Sarah D. Alison-Youel
R&D Engineer
Ebara International

 

Abstract

Net positive suction head required (NPSHR) is closely related to inducer performance and is an important requirement for overall pump performance. The ability of an inducer to propagate fluid towards the impeller inlet is greatly diminished as the fluid begins to rotate with the impeller blades. By machining helical grooves in the inducer housing that are in a counter rotation to the inducer blades, the fluid that has rotational energy is channeled up the grooves and towards the impeller. The helical groove concept was tested on an axial centrifugal pump and yielded positive results. NPSHR level was improved with the modified grooved inducer inlet housing without significant change in the head, power, or efficiency when compared to the same pump without the modification.

 

Background

As fluid is propagated up inducer blades the fluid begins to take on some rotational energy and therefore begins to rotate with the inducer blade. When this occurs the inducer is no longer able to move the fluid towards the impeller inlet. This is in direct correlation to the point at which the pump reaches the NPSHR limit. It is proposed that if there were grooves machined on the inside of the inducer housing where the grooves were in a counter rotational direction as compared to the inducer blades that these grooves would assist in transmitting the fluid towards the impeller inlet. The grooves would “catch” the rotating fluid which would be pushed up the groove by the rotation of the inducer blade resulting in more fluid translated from the inducer inlet towards the impeller inlet and threfore yielding a lower NPSHR level. An important feature to the counter helical grooved inducer concept is the easy retrofit for pumps already in service.

 

Design

A model 6-ECC-122 retractable in-tank pump designed and manufactured by Ebara International was used for testing of the grooved inducer housing concept. This particular pump is designed for 330 m3/hr flow and 266 m of head at 3000 RPM and for service in liquid natural gas (LNG). The pump that was used for testing had two inlet housings, one per standard design and one per standard design that was machined with helical grooves as shown in Fig. 1. The helix of the grooves is in counter rotation to the inducer blades.

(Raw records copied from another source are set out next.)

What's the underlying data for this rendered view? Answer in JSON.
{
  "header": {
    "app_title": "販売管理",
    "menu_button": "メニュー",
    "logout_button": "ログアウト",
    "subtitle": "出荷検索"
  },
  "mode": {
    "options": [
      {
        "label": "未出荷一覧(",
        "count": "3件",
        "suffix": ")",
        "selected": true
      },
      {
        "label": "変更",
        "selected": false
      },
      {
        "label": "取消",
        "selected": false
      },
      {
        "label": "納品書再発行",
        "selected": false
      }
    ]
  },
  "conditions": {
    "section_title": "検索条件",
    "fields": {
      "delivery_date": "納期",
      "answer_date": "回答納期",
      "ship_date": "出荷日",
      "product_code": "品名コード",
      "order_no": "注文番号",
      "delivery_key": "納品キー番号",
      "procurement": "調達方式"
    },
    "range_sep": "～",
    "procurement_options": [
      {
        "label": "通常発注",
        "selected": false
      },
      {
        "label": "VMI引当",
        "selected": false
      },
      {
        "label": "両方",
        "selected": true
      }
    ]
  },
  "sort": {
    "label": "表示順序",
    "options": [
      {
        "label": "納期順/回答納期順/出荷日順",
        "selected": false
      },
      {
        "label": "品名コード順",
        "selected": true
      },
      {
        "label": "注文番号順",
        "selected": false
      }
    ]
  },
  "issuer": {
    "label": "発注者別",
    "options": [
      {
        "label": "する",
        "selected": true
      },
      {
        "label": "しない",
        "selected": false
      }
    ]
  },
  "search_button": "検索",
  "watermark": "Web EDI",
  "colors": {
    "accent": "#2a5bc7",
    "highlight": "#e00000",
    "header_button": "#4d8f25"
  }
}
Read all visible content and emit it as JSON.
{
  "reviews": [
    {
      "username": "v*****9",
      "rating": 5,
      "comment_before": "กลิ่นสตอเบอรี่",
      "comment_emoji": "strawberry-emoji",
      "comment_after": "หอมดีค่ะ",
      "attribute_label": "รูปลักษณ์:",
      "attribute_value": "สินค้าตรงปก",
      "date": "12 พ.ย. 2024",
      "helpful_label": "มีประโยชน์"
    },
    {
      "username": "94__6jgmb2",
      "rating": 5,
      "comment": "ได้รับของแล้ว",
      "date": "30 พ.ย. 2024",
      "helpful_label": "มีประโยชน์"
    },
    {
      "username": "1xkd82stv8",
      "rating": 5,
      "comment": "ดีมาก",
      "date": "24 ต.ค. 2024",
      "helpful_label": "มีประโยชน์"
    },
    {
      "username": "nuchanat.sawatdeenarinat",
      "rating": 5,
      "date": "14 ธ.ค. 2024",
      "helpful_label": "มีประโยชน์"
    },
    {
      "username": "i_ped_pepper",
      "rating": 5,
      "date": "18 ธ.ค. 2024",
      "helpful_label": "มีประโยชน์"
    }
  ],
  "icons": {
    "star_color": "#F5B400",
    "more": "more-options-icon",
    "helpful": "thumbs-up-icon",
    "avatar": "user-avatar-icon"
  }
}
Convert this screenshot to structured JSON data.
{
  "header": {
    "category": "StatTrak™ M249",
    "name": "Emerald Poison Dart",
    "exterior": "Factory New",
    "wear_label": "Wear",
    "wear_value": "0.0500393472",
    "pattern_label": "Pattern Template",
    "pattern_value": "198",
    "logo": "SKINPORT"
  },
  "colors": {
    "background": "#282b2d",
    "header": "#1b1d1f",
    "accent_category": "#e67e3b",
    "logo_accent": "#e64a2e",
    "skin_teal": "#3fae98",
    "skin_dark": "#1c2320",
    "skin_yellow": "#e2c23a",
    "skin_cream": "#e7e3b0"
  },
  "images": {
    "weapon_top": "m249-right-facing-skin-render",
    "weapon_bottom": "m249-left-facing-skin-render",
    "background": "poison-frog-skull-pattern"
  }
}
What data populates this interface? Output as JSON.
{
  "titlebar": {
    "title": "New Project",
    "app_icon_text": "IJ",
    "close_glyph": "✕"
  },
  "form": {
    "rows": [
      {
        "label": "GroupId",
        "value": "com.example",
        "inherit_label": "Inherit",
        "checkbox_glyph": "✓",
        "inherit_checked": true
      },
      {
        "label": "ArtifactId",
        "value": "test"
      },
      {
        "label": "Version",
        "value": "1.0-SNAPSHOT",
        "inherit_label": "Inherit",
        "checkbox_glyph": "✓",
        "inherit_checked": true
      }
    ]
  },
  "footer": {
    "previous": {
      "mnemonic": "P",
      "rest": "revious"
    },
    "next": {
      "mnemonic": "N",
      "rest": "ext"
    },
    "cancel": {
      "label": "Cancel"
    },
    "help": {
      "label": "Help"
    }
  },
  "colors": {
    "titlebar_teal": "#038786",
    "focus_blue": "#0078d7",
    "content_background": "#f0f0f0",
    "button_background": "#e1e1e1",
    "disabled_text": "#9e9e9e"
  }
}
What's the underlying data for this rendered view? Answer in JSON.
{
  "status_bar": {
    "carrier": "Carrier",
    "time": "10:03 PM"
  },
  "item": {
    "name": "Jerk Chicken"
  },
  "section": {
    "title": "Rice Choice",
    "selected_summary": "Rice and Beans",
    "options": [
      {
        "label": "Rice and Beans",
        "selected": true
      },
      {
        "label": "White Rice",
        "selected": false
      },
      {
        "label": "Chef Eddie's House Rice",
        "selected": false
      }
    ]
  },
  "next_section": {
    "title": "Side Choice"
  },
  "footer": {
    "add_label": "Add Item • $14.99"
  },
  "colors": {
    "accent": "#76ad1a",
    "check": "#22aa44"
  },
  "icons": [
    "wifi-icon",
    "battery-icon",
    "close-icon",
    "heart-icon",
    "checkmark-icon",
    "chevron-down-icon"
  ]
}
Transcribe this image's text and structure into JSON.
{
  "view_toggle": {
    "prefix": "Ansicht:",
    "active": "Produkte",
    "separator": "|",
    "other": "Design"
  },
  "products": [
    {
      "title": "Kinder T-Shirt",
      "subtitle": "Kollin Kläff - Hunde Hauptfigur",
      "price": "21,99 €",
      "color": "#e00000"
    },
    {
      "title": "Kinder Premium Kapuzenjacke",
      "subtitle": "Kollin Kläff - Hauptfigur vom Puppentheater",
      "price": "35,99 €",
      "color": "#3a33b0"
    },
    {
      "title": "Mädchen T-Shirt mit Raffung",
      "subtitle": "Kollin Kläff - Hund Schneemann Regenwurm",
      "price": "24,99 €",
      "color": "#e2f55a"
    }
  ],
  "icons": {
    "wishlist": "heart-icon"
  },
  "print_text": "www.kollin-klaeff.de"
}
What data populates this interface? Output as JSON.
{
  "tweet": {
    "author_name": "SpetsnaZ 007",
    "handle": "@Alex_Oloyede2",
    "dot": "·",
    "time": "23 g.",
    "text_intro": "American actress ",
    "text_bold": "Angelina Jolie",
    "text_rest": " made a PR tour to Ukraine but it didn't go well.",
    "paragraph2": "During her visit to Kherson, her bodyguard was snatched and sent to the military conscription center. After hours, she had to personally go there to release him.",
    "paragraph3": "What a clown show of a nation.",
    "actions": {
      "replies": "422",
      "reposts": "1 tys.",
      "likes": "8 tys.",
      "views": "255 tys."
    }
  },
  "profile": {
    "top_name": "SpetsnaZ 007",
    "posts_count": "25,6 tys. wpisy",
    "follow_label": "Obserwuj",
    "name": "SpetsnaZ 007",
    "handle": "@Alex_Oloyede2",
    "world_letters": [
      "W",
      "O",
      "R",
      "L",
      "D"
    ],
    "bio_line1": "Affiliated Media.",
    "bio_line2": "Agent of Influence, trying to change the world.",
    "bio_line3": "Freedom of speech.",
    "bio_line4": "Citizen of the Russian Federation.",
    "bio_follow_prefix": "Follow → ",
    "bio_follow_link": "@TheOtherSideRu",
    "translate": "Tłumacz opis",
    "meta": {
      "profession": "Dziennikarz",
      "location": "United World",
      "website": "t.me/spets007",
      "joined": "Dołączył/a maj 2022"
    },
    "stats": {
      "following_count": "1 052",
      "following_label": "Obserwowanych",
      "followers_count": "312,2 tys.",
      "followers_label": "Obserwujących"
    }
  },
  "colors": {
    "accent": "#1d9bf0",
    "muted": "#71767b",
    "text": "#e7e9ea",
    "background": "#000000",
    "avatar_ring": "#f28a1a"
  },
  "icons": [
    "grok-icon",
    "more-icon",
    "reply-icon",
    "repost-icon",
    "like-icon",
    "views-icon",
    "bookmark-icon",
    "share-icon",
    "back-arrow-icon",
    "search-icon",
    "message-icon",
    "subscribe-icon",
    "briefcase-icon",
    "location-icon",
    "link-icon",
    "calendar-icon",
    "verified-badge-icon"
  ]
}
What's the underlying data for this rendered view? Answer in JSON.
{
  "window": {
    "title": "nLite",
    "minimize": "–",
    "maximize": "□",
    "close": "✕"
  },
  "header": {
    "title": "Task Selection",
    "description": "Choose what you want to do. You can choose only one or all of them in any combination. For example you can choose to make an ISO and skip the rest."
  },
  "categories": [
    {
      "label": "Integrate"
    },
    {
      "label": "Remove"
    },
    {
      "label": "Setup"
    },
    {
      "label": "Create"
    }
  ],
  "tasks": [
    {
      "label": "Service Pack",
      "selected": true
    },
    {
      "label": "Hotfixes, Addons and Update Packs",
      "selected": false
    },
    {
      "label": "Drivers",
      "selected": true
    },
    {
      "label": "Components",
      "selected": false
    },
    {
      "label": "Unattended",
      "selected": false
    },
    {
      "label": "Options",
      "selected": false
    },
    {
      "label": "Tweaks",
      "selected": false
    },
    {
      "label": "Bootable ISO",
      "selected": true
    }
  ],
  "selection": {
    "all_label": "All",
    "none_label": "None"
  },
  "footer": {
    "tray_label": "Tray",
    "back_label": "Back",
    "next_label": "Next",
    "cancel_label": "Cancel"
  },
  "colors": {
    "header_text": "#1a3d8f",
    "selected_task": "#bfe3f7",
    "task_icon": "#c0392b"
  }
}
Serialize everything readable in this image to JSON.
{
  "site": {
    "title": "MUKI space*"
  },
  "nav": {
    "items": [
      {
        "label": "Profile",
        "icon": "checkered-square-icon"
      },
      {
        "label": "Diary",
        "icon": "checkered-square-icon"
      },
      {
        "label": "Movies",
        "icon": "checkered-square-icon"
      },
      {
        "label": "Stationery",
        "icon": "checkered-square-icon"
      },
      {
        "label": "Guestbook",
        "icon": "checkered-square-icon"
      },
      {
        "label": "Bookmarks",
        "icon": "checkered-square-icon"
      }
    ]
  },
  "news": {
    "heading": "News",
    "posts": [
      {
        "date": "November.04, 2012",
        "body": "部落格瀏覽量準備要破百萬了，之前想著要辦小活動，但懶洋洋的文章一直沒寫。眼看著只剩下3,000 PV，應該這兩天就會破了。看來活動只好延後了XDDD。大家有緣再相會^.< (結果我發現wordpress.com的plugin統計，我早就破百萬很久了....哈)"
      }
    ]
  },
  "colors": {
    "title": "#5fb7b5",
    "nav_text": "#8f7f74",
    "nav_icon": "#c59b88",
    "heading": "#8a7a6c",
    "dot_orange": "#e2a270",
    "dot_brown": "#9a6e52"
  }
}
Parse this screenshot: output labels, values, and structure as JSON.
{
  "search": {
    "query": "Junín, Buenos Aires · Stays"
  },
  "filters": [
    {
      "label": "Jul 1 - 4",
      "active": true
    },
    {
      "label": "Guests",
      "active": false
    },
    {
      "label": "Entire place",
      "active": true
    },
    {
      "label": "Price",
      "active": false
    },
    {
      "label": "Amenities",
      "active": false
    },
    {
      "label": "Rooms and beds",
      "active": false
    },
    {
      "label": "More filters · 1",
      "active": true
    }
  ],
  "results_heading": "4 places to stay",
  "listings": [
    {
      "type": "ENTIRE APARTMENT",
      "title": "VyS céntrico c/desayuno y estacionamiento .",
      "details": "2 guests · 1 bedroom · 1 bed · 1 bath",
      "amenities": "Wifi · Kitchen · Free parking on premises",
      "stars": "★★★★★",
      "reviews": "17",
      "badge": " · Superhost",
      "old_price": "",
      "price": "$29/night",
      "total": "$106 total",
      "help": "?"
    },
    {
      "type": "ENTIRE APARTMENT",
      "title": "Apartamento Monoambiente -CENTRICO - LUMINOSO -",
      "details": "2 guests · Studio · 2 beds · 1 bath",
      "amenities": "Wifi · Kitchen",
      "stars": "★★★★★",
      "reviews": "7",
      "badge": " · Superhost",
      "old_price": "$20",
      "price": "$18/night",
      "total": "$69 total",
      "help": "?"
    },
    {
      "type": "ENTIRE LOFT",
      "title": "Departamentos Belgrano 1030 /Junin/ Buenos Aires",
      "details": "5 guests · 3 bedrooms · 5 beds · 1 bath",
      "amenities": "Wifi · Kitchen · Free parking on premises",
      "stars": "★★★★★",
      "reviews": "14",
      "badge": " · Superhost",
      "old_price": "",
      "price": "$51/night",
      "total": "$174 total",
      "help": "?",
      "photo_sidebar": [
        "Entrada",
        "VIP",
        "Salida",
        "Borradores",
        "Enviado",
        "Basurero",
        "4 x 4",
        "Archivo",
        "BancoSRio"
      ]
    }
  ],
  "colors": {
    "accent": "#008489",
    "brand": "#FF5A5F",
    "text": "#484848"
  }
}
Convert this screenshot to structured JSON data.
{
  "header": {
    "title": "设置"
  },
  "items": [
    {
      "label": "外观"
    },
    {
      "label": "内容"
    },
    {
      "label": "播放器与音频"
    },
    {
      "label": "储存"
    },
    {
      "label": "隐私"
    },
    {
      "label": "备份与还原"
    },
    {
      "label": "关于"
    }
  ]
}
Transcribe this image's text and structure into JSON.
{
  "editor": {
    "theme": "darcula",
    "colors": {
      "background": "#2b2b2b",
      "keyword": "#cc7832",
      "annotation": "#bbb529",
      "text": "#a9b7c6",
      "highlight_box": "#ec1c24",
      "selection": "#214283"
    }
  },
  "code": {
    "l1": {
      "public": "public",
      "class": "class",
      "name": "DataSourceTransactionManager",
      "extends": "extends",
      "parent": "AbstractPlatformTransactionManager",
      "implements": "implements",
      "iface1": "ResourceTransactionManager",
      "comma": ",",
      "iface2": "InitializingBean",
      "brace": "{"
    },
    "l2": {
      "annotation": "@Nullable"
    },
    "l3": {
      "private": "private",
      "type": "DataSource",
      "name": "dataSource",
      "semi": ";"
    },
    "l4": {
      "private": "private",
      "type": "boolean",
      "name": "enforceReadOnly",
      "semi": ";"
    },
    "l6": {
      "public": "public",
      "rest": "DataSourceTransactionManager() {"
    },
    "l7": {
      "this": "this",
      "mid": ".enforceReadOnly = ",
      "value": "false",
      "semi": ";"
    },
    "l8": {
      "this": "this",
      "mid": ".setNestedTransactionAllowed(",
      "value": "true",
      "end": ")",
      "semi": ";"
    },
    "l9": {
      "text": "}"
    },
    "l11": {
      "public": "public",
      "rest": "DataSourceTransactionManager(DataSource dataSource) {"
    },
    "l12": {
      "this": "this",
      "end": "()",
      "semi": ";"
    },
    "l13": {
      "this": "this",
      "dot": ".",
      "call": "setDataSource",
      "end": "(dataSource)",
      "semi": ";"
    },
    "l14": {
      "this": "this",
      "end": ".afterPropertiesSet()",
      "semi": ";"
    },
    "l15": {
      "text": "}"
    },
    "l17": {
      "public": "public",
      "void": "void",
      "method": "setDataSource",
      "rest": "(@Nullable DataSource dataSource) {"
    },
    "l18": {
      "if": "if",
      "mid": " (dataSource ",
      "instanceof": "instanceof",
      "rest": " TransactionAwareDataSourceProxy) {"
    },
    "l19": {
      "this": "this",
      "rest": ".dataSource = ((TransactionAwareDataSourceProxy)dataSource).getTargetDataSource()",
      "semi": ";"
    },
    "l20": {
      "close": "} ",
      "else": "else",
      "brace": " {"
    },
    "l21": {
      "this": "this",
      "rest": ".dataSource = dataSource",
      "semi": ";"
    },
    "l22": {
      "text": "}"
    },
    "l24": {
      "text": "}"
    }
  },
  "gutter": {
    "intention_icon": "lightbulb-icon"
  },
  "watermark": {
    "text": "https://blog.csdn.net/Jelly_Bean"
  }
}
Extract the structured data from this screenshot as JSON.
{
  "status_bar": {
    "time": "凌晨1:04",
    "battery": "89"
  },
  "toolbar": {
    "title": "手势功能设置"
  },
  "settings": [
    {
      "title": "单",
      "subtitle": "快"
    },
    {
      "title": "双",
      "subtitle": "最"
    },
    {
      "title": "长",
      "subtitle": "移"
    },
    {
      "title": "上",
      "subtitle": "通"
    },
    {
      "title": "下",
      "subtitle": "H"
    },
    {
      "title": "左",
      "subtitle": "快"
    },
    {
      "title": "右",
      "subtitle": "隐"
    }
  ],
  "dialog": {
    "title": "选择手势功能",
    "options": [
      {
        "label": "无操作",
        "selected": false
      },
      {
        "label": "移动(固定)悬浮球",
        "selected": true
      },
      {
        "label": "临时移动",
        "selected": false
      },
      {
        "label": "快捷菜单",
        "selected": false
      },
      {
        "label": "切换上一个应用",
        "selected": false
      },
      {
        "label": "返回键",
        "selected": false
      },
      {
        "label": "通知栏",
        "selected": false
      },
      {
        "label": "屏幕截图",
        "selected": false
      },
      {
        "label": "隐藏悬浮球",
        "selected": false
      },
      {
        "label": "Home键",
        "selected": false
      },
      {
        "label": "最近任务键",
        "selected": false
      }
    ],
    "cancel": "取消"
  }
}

Fig. 1 (a)-(d): Machine Drawing of the Modified Inducer Housing with Counter Helical Grooves

The counter helical grooves were machined to be equally spaced with a 2.5 inch pitch as shown in Fig. 1 (c). The grooves had a depth of 0.125 in, a width of 0.250 in and the corners of the grooves were rounded as shown in Fig. 1 (d). The pump was configured and tested using the unmodified and the modified inlet housing.

 

Testing and Results

As discussed in the previous section one pump was tested with two different inlet housings, one per standard design (unmodified) to provide a baseline and one with the counter helical grooves (modified). Tests were performed at Ebara International’s Test Stand located in Sparks, NV. Each configuration was subjected to an NPSHR test to identify the impact of the grooves on NPSHR levels and each configuration was also tested per standard testing procedures to investigate how the grooves affected overall performance including head, power and efficiency.

Figure 2 is a comparison graph showing the NPSHR curves for both the modified and the unmodified inducer housing. The pump with the unmodified inducer housing is denoted by the blue data points and curve and the pump with the modified grooved inducer housing is denoted by the green data points and curve. This graph shows that the modified inducer housing had a significant positive impact on the NPSHR performance of the pump. At flow rates close to the rated 330 m3/hr the modified inducer housing improved the NPSHR by 1 m of head which corresponds to an 11% improvement. This is a considerable increase when related to how much more fluid may be pumped out of a tank which will increase profits.

Figure 3 shows the pump characteristics curves for both the modified configuration denoted by smooth curves and the unmodified configuration denoted by the dashed lines and data points. As shown in the curves the pump power is the same between both designs. From approximately 250 m3/hr to 375 m3/hr the efficiency of the modified grooved inducer housing is increased. This includes the BEP and rated flow. The head curve doesn’t see a significant shift in performance; however, at relatively low flow the modified inducer housing exhibited a reduced head curve that is reversed at relatively higher flows when compared to the unmodified baseline. There is an interesting “flat” portion of the modified head curve between approximately 75 m3/hr and 225 m3/hr. This is an interesting restult and is currently under further investigation.

 

Future Work

The results of this initial test are inciting and deserving of further investigation. Future tests and computational fluid dynamics (CFD) of variations of the groove concept are under investigation. The concept is also patent pending.